If only Australians could bring the same level of focus and nuance to debates about art that we bring to debates about what the ref did in last weekend’s match.

Not that art trumps sport. They both matter. It’s just that – if you happen to know anything about the history of art – it’s really boring to hear the same debate repeated endlessly in the media. It’s a lot like watching Barry Hall punch the same guy in the head again and again. Quite rightly, fans want to see him punch different people in the head to keep things interesting.
The recent debate about Sam Leach’s Wynne prize-winning landscape- which involves a landscape that quotes from another landscape- is a great example of this banal and reductive debate.
Anyone who was around in 1973 will remember the furore when Gough Whitlam – that socialist bohemian subversive - authorised the federal government’s purchase of a now priceless artwork – Jackson Pollock’s Blue Poles. There was widespread outrage that so much public money had been spent on something that looked like it had been painted by ’barefoot drunks’.
The same opposition between art history conservatives and contemporary art progressives lives on today and is a furphy. And herein lies the real issue at the heart of the Wynne Prize beat-up. What makes Sam Leach’s work so interesting is precisely that it complicates this banal dichotomy by managing to combine contemporary ideas with an almost obsessive reverence for traditional technique.
Even his current critics haven’t denied his technical virtuosity – not something most of us associate with contemporary art these days. He draws on very established art historical traditions. In fact, his work sits in a long tradition of Australian landscape painting that is inextricably wedded to earlier European tradition.
Eugene von Guerard, one of the foremost Australian landscape painters in the 19th century, drew heavily on landscapes painted by artists who went before him. He drew, often in great detail, on the European conventions of landscape painting which required careful attention to where one placed trees, spectators and vistas and palette.
You only need to glimpse a von Guerard to realise that Leach’s picture does not breach the rules for the Wynne which state that the award is for “the best landscape painting of Australian scenery in oils or watercolours”.
Just as Indigenous artists have depicted our landscape in terms of their own, unique relationship to it, the early colonial painters of our landscape rendered it through the eyes of European experiences and aesthetic interests. The history of art is a history of repeating – and occasionally breaking – with ways of portraying and seeing things.
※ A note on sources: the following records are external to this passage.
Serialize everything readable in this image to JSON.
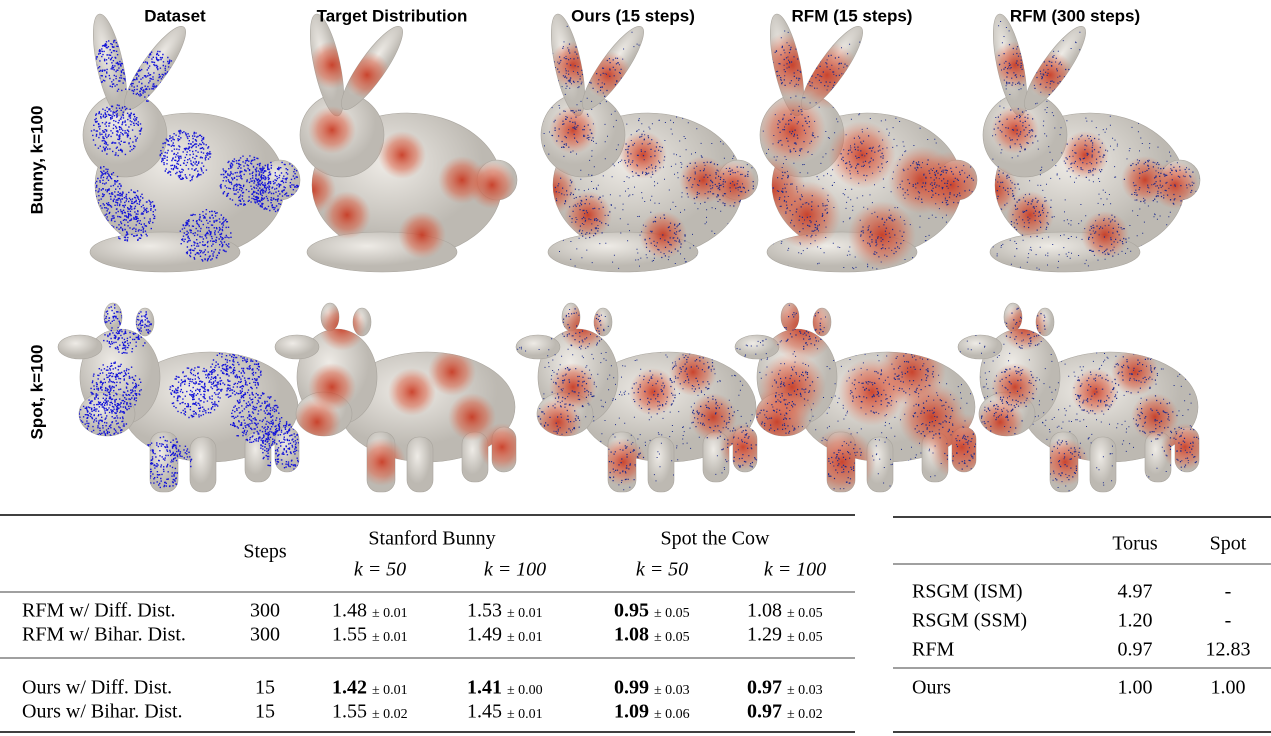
{
  "figure": {
    "column_titles": [
      "Dataset",
      "Target Distribution",
      "Ours (15 steps)",
      "RFM (15 steps)",
      "RFM (300 steps)"
    ],
    "row_labels": [
      "Bunny,  k=100",
      "Spot,  k=100"
    ]
  },
  "table1": {
    "steps_header": "Steps",
    "groups": [
      "Stanford Bunny",
      "Spot the Cow"
    ],
    "subheaders": [
      "k = 50",
      "k = 100",
      "k = 50",
      "k = 100"
    ],
    "rows": [
      {
        "method": "RFM w/ Diff. Dist.",
        "steps": "300",
        "cells": [
          {
            "value": "1.48",
            "std": "± 0.01",
            "bold": false
          },
          {
            "value": "1.53",
            "std": "± 0.01",
            "bold": false
          },
          {
            "value": "0.95",
            "std": "± 0.05",
            "bold": true
          },
          {
            "value": "1.08",
            "std": "± 0.05",
            "bold": false
          }
        ]
      },
      {
        "method": "RFM w/ Bihar. Dist.",
        "steps": "300",
        "cells": [
          {
            "value": "1.55",
            "std": "± 0.01",
            "bold": false
          },
          {
            "value": "1.49",
            "std": "± 0.01",
            "bold": false
          },
          {
            "value": "1.08",
            "std": "± 0.05",
            "bold": true
          },
          {
            "value": "1.29",
            "std": "± 0.05",
            "bold": false
          }
        ]
      },
      {
        "method": "Ours w/ Diff. Dist.",
        "steps": "15",
        "cells": [
          {
            "value": "1.42",
            "std": "± 0.01",
            "bold": true
          },
          {
            "value": "1.41",
            "std": "± 0.00",
            "bold": true
          },
          {
            "value": "0.99",
            "std": "± 0.03",
            "bold": true
          },
          {
            "value": "0.97",
            "std": "± 0.03",
            "bold": true
          }
        ]
      },
      {
        "method": "Ours w/ Bihar. Dist.",
        "steps": "15",
        "cells": [
          {
            "value": "1.55",
            "std": "± 0.02",
            "bold": false
          },
          {
            "value": "1.45",
            "std": "± 0.01",
            "bold": false
          },
          {
            "value": "1.09",
            "std": "± 0.06",
            "bold": true
          },
          {
            "value": "0.97",
            "std": "± 0.02",
            "bold": true
          }
        ]
      }
    ]
  },
  "table2": {
    "headers": [
      "Torus",
      "Spot"
    ],
    "rows": [
      [
        "RSGM (ISM)",
        "4.97",
        "-"
      ],
      [
        "RSGM (SSM)",
        "1.20",
        "-"
      ],
      [
        "RFM",
        "0.97",
        "12.83"
      ],
      [
        "Ours",
        "1.00",
        "1.00"
      ]
    ]
  }
}
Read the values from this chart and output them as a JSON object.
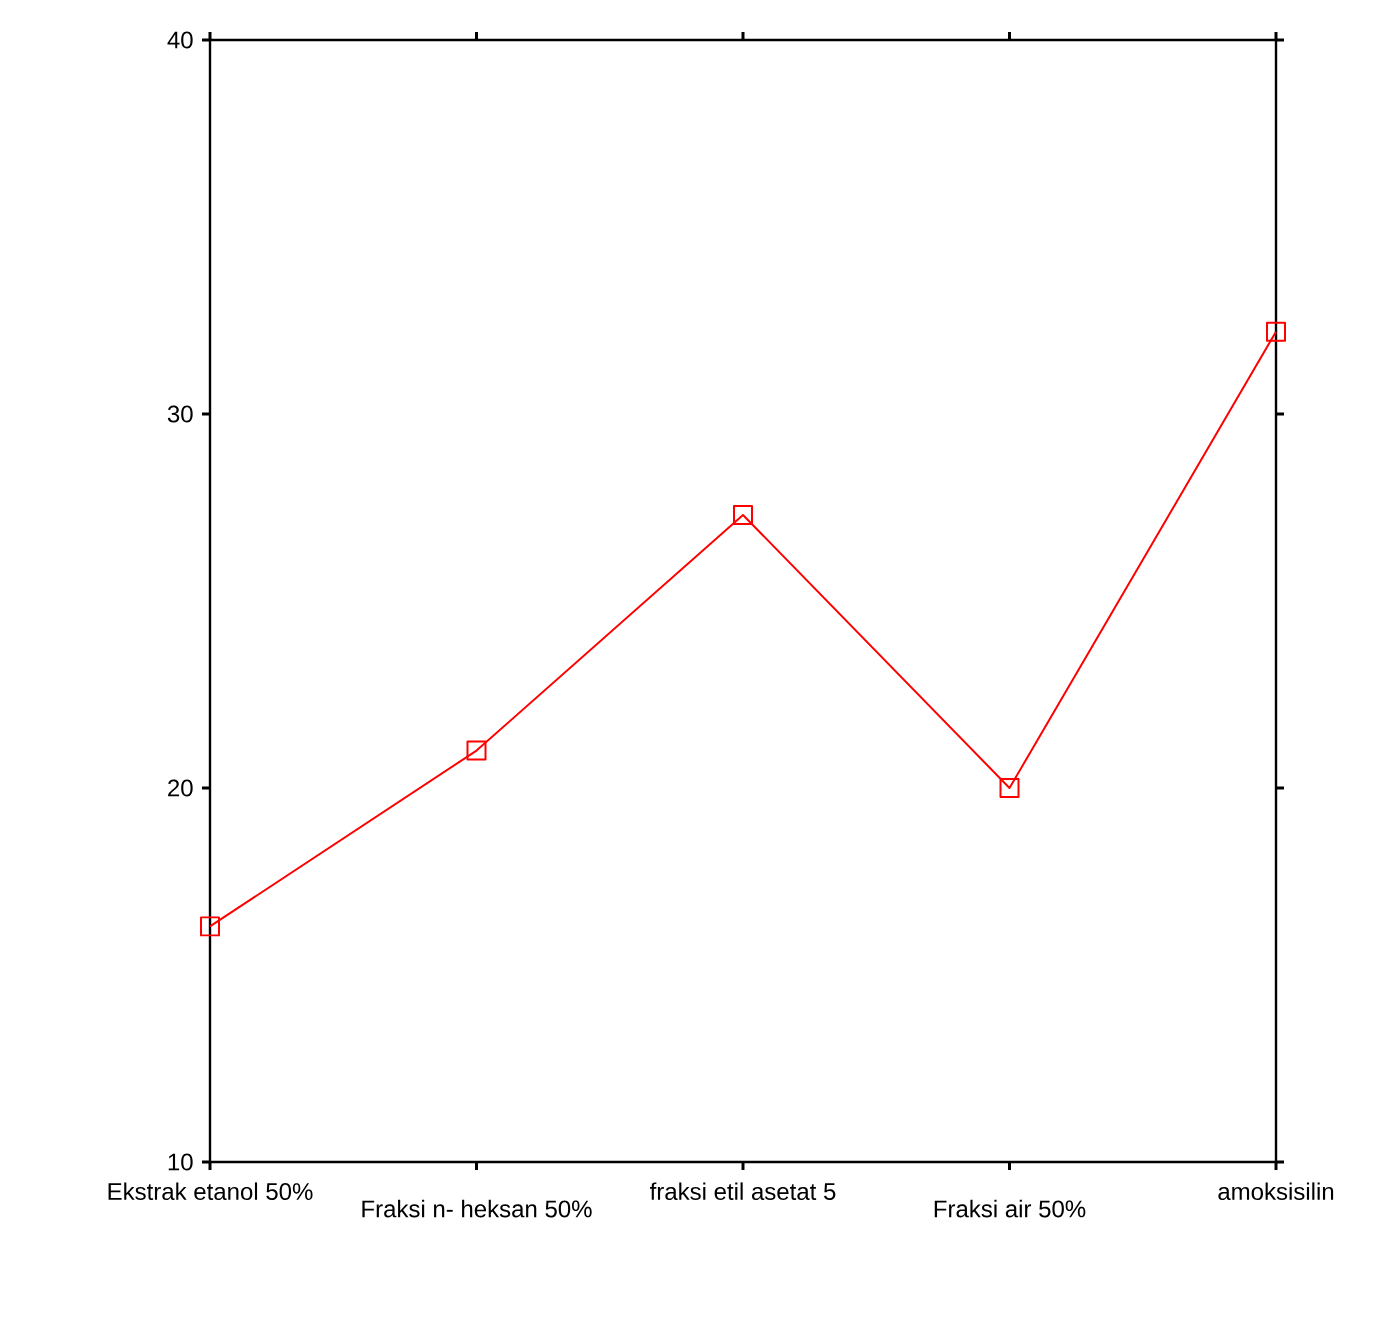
{
  "chart_data": {
    "type": "line",
    "categories": [
      "Ekstrak etanol 50%",
      "Fraksi n- heksan 50%",
      "fraksi etil asetat 5",
      "Fraksi air 50%",
      "amoksisilin"
    ],
    "series": [
      {
        "color": "#ff0000",
        "values": [
          16.3,
          21.0,
          27.3,
          20.0,
          32.2
        ]
      }
    ],
    "ylim": [
      10,
      40
    ],
    "yticks": [
      10,
      20,
      30,
      40
    ],
    "grid": false,
    "marker": "square",
    "line_style": "solid"
  }
}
The notion that there is one original way of portraying “Australian scenery” is misguided. Leach has created an imaginary Australian landscape – it says so in the title of his work – Proposal for landscaped cosmos. He intentionally quoted from another work to make exactly this point.
It’s heartening to see that many of the commentators that have come out against Leach over the past couple of days have moved away from the argument that his work constitutes “plagiarism” – a completely incoherent concept when applied to art. But it’s even more gratifying that these commentators have proven just how successful Leach’s work is in achieving one of its main aims: to encourage people to reflect on what it means to look at or depict a landscape.
In the end, the only controversial thing about Leach’s win is that yet again the AGNSW trustees have chosen a work that is deeply bound to art historical tradition.